Bolzendurchmesser (fähig) — Datensatz
100 normalverteilte Messwerte um μ ≈ 10,00 mm mit σ ≈ 0,05 mm. Lehrbuch-Fall eines fähigen Prozesses.
Verschobener Prozess — Generator
Mittelwert außerhalb der Spezifikationsmitte (μ ≈ 10,08 mm) → niedriger Cpk trotz geringer Streuung.
Bimodaler Prozess — Datensatz
Mischung zweier Normalverteilungen um 9,93 und 10,07 mm. Die Normalverteilungs-Annahme der Cpk-Berechnung ist verletzt.
MSA Typ 1: fähiger Messprozess — Projektvorlage
25 Wiederholmessungen eines 10,0 mm Referenzteils (LSL 9,9 / USL 10,1, T = 0,2 mm). Sehr geringe Streuung, vernachlässigbarer Bias → Cg ≈ 3,8 und Cgk ≈ 3,8 weit über der 1,33-Schwelle. Lehrbuch-Fall eines fähigen Messmittels.
MSA Typ 1: grenzwertiger Messprozess — Projektvorlage
25 Wiederholmessungen mit moderater Streuung und leichtem positiven Bias. Cg ≈ 1,5 liegt knapp über, Cgk ≈ 1,0 knapp unter der 1,33-Schwelle — der Bias zieht die Fähigkeit nach unten. Klassischer Fall für die Bedeutung von Cgk neben Cg.
MSA Typ 1: nicht fähiger Messprozess — Projektvorlage
25 Wiederholmessungen mit hoher Streuung und deutlichem Bias. Cg ≈ 0,6 und Cgk ≈ 0,3 — das Messmittel verfehlt die Fähigkeitsgrenze deutlich. Lehrbuch-Fall für ein abzulehnendes Messsystem.
Box-Cox-I-MR-Karte: lognormale Standzeiten — Projektvorlage
50 lognormal-verteilte Standzeiten. Eine plain I-MR-Karte produziert wegen der Rechtsschiefe Fehlalarme. Nach Box-Cox-Transformation (λ ≈ 0) sind die Residuen wieder annähernd normal.
Bolzendurchmesser mit Ausreißern (Grubbs) — Projektvorlage
30 Bolzendurchmesser aus N(10,000; 0,050) mit zwei eingebauten Ausreißern bei 9,745 und 10,260 (≈ ±5σ). Grubbs (zweiseitig), Generalized ESD und Tukey-IQR sollten beide markieren.
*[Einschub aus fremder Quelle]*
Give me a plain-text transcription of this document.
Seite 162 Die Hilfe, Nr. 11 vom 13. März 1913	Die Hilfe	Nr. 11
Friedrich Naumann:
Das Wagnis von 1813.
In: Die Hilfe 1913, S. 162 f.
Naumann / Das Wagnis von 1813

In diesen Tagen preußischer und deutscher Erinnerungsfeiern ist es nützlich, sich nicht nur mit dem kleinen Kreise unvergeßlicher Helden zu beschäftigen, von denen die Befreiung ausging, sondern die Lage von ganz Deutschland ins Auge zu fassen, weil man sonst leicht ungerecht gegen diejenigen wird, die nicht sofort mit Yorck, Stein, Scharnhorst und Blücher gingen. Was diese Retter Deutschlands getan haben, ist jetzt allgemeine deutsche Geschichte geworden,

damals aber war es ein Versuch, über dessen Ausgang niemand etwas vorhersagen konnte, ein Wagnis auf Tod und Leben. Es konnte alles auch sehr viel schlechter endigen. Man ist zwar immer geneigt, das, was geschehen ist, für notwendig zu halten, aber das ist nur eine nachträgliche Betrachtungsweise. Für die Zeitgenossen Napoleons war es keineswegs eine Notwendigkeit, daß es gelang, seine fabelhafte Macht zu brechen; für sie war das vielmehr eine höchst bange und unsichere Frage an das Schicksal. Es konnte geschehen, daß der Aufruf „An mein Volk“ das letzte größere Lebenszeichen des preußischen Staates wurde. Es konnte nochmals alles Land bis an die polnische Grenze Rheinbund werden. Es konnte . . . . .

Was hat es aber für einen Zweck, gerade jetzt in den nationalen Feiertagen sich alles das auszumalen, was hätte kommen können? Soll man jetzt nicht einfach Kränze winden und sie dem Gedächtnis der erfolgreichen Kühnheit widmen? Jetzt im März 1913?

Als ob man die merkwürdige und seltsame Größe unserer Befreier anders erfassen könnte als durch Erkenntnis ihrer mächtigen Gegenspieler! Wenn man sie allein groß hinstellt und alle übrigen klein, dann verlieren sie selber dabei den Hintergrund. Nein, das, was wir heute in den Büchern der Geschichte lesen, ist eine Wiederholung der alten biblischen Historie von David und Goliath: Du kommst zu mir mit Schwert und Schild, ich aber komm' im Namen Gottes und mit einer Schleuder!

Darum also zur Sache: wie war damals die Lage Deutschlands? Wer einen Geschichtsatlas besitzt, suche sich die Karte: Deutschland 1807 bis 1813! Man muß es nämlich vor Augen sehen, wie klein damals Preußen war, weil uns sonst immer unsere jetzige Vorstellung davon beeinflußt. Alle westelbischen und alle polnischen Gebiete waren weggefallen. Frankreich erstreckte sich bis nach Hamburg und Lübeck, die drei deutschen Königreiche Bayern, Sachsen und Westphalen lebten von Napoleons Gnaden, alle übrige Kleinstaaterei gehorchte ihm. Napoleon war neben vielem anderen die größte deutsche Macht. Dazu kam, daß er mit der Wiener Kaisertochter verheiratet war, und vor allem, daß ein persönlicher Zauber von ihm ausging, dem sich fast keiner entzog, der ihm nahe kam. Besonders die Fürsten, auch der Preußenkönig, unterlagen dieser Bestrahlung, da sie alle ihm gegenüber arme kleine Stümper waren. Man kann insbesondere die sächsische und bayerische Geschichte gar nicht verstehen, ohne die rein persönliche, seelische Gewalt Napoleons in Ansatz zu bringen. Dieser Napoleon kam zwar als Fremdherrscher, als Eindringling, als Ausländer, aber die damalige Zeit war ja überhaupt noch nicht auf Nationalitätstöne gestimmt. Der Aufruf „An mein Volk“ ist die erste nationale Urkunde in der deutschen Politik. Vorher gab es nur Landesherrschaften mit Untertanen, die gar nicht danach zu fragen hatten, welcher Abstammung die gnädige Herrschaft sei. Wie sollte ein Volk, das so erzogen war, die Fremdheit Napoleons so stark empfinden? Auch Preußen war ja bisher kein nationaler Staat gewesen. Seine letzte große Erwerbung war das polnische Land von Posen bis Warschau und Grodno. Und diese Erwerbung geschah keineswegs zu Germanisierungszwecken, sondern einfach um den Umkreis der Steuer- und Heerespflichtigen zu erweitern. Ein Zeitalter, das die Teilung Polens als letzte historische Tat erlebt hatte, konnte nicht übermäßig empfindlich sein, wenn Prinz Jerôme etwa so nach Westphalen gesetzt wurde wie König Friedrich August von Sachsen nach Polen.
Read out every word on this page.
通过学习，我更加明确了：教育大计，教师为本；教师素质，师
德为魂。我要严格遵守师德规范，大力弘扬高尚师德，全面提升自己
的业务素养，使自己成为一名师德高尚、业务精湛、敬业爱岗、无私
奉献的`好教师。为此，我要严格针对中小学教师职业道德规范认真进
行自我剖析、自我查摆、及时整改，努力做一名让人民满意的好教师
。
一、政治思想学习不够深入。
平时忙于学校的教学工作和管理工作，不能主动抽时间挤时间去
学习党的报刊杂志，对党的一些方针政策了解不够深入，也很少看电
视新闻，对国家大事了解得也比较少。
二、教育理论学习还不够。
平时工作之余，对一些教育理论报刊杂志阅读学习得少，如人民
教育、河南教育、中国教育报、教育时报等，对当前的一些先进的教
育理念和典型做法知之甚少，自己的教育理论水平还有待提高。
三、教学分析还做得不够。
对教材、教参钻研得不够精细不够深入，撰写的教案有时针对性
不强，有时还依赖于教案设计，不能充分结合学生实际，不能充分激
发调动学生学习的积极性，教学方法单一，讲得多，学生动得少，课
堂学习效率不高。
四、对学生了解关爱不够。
Normalverteilung anpassen — Projektvorlage
80 Werte aus N(μ=10, σ=2) — sauberer Lehrcase einer Normalverteilung. Shapiro-Wilk / Anderson-Darling sollten H₀ nicht ablehnen.
Weibull-Lebensdauern anpassen — Projektvorlage
80 Bauteil-Lebensdauern aus Weibull(k=2,5; λ=100 h). Klassischer Verschleißfall (β > 1); Weibull sollte als beste Anpassung gelistet werden.
Lognormale Zykluszeiten anpassen — Projektvorlage
80 Zykluszeiten aus Lognormal(μ_log=ln 5; σ_log=0,6) — stark rechtsschief. Distribution-fit sollte Lognormal an die Spitze setzen.
Exponentielle Wartezeiten anpassen — Projektvorlage
80 Wartezeiten aus Exponential(μ=15 min) — gedächtnislose Verteilung. Exponential und Gamma stehen an der Spitze der Anpassung.